Eclipse Foundation opens up to social coding
In an admission that the role of a modern open source foundation has changed, the Eclipse Foundation has said it will start allowing projects to host their core development on third-party forges such as GitHub. The reasons behind this change are outlined in a blog post by Mike Milinkovich, Executive Director of the Eclipse Foundation.

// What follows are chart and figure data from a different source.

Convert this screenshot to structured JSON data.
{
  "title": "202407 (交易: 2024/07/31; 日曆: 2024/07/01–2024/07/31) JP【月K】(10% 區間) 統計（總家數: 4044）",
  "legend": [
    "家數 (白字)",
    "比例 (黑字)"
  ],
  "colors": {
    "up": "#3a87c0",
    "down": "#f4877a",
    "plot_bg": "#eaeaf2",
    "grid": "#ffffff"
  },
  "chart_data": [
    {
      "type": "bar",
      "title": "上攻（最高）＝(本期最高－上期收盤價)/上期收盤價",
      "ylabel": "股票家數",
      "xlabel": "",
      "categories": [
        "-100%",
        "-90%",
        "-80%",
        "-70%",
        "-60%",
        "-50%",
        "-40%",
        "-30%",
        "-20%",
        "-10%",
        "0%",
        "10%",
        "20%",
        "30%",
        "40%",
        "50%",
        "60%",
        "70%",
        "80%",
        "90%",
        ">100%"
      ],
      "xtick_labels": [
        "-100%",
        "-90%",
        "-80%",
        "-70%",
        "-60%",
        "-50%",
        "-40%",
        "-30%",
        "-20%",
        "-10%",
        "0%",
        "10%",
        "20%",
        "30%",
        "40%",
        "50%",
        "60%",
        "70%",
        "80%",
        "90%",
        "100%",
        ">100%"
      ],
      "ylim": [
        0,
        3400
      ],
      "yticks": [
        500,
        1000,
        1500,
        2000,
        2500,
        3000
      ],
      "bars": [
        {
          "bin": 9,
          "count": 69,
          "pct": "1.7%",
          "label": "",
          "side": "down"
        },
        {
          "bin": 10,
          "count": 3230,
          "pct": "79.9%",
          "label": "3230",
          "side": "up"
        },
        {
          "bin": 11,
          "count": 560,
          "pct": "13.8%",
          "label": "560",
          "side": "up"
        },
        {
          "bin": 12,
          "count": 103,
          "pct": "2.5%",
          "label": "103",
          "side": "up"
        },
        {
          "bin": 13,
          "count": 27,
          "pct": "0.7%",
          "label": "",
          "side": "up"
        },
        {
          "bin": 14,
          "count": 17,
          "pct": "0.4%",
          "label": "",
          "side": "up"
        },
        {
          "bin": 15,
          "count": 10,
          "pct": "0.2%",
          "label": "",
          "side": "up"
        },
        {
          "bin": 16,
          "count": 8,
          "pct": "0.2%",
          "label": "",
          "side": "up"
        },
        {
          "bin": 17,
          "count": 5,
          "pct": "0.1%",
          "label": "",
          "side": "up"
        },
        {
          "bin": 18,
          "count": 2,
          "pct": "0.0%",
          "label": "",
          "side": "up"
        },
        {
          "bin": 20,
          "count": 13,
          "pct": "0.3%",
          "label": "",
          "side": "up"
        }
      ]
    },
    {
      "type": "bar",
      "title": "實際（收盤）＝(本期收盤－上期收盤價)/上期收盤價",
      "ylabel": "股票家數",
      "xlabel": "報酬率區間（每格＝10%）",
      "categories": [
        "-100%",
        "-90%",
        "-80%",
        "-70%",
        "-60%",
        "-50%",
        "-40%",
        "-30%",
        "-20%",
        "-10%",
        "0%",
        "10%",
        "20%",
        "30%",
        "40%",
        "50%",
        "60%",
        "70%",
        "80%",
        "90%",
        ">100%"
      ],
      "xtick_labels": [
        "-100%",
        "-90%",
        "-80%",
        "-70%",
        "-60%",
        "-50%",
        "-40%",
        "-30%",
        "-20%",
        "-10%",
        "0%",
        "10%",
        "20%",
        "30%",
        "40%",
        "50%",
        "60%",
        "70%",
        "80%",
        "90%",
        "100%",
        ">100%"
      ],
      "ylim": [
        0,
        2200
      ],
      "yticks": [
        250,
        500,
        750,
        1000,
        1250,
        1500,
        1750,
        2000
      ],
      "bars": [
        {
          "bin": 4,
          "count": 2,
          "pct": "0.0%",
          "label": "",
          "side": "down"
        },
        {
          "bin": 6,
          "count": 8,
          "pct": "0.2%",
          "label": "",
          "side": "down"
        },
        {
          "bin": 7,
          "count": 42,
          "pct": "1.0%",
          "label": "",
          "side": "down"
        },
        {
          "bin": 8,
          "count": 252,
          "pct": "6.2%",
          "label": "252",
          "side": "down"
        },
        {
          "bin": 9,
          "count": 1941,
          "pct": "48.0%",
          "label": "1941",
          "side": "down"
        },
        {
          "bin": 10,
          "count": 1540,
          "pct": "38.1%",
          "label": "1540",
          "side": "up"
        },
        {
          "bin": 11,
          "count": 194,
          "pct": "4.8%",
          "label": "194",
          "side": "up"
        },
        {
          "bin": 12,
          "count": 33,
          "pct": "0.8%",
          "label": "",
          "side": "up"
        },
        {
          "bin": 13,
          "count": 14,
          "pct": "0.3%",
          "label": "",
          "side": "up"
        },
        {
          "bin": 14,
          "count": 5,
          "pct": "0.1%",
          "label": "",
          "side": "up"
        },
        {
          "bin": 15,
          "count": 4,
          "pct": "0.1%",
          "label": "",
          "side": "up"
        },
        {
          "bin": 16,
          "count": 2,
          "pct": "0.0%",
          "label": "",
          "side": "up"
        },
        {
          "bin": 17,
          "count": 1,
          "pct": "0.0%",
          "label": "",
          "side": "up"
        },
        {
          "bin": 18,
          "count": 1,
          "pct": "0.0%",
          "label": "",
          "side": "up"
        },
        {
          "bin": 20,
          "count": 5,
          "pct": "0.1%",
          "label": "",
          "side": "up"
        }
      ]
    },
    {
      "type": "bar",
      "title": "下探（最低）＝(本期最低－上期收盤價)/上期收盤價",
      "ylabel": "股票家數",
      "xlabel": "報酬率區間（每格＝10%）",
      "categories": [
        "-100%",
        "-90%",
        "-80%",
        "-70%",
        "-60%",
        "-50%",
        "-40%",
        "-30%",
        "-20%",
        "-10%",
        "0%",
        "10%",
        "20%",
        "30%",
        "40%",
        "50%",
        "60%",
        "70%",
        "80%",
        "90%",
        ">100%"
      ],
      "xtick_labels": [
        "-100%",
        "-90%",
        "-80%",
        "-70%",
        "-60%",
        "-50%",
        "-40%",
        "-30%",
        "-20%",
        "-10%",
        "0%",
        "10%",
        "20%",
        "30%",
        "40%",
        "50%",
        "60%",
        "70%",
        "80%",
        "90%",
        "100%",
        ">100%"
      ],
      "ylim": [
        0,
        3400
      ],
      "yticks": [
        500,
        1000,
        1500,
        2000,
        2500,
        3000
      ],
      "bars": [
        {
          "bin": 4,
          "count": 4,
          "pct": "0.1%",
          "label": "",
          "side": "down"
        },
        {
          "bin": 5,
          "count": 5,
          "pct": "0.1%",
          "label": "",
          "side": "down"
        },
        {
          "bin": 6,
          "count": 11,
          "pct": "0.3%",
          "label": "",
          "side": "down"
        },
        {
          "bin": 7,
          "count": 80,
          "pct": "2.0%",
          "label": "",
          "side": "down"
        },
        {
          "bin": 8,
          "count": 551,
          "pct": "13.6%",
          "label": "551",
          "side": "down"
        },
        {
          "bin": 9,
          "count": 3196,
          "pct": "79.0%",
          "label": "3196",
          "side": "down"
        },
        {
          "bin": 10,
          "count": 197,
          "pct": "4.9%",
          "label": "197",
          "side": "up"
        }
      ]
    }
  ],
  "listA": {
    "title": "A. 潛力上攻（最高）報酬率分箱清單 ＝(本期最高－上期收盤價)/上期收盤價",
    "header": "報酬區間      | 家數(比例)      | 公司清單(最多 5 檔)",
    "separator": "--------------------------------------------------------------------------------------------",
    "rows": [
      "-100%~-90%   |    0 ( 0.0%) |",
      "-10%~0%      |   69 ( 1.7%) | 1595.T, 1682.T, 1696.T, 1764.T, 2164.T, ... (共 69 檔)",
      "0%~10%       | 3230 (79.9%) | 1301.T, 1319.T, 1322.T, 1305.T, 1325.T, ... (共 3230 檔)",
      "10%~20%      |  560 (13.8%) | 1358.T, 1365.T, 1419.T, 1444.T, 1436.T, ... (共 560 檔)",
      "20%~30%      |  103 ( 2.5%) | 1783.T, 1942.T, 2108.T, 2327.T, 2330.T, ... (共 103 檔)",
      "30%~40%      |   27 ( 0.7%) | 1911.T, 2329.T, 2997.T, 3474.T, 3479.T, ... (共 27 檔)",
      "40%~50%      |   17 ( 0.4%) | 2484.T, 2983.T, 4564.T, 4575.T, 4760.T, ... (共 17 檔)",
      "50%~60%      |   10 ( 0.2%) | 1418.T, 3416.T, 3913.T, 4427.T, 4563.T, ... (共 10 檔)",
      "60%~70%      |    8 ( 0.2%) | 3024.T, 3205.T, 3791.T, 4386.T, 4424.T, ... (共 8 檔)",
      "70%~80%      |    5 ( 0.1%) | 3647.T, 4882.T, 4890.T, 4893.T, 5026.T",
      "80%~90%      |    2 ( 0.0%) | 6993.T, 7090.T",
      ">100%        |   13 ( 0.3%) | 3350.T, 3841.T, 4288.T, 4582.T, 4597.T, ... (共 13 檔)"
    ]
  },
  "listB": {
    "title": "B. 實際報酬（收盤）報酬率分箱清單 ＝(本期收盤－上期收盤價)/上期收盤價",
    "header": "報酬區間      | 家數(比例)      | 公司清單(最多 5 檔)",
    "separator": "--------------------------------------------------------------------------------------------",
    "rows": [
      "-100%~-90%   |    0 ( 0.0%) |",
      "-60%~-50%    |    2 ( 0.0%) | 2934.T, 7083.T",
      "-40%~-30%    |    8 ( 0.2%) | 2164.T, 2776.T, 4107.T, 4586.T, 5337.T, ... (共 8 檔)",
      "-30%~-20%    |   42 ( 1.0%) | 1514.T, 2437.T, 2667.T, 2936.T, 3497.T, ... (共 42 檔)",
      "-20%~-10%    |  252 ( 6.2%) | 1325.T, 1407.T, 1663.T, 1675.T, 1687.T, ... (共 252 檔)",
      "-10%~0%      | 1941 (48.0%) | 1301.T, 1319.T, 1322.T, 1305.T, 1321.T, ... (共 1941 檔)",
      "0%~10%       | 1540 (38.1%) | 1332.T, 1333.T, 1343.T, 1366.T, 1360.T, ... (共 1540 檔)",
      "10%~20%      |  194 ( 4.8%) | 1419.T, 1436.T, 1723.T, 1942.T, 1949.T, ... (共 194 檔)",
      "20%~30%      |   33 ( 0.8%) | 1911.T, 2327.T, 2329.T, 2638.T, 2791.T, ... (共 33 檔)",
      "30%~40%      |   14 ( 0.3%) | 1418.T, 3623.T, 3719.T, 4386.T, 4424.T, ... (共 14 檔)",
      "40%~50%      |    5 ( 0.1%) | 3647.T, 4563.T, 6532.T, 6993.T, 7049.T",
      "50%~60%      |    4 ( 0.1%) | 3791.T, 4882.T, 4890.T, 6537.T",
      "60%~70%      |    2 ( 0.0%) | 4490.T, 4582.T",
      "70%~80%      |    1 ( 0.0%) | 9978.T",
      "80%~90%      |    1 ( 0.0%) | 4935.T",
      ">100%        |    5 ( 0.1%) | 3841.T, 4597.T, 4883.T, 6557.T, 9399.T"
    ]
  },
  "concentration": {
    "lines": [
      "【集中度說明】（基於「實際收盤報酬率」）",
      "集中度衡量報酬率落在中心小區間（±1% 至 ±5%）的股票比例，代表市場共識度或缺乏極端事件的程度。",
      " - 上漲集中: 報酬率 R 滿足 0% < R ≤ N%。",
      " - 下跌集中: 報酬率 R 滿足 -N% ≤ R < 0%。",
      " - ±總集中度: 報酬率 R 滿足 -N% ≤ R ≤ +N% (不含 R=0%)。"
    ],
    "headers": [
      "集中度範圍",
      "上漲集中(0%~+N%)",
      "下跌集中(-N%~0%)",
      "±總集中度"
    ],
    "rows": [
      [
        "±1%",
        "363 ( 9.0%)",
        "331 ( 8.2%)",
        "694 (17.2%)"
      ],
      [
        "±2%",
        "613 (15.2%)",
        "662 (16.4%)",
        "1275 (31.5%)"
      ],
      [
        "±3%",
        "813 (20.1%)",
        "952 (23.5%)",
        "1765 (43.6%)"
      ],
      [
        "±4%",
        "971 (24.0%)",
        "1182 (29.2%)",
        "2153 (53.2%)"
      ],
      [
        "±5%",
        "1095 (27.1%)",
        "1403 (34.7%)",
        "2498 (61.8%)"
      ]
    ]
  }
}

The rise of social coding on platforms like GitHub, enabled by the distributed nature of source code control systems such as Git, has meant that one of the traditional primary roles of large foundations â to act as the reference repository for the source code of a project â has become less valuable. At times it has acted as an obstacle for mature projects looking to come under the wing of a foundation because it has often required the project to switch source code control systems and lose valuable history. For Eclipse, the adoption of the Vert.X project brought those issues to the fore.
Vert.x, an asynchronous, event-driven web framework for Java, had been on GitHub since its inception and the prospect of migrating that brought about "a bit of an epiphany". Eclipse Git projects had been mirrored on GitHub in the past, but by flipping that mirror so GitHub projects could be mirrored in Eclipse's Git repository, the migration would be almost trivial. The Eclipse development and IP processes would still be maintained and the Foundation would still require that pull request authors had signed the new Eclipse Foundation Contributor License Agreement, a check which remains a manual process for now.
"Complementing the great developer infrastructure at GitHub with the governance and meritocratic processes that an open source foundation like Eclipse brings to the table will be the best of both worlds for some projects," says Milinkovich. The use of GitHub will start small with the Vert.X project and then expand to any projects that wish to make use of the facility. The Foundation is also looking at possible support for BitBucket too; service support requires the use of Git and the existence of appropriate APIs for administering committer lists. For more details of the future plans, an FAQ has been set up for Eclipse project leaders and members.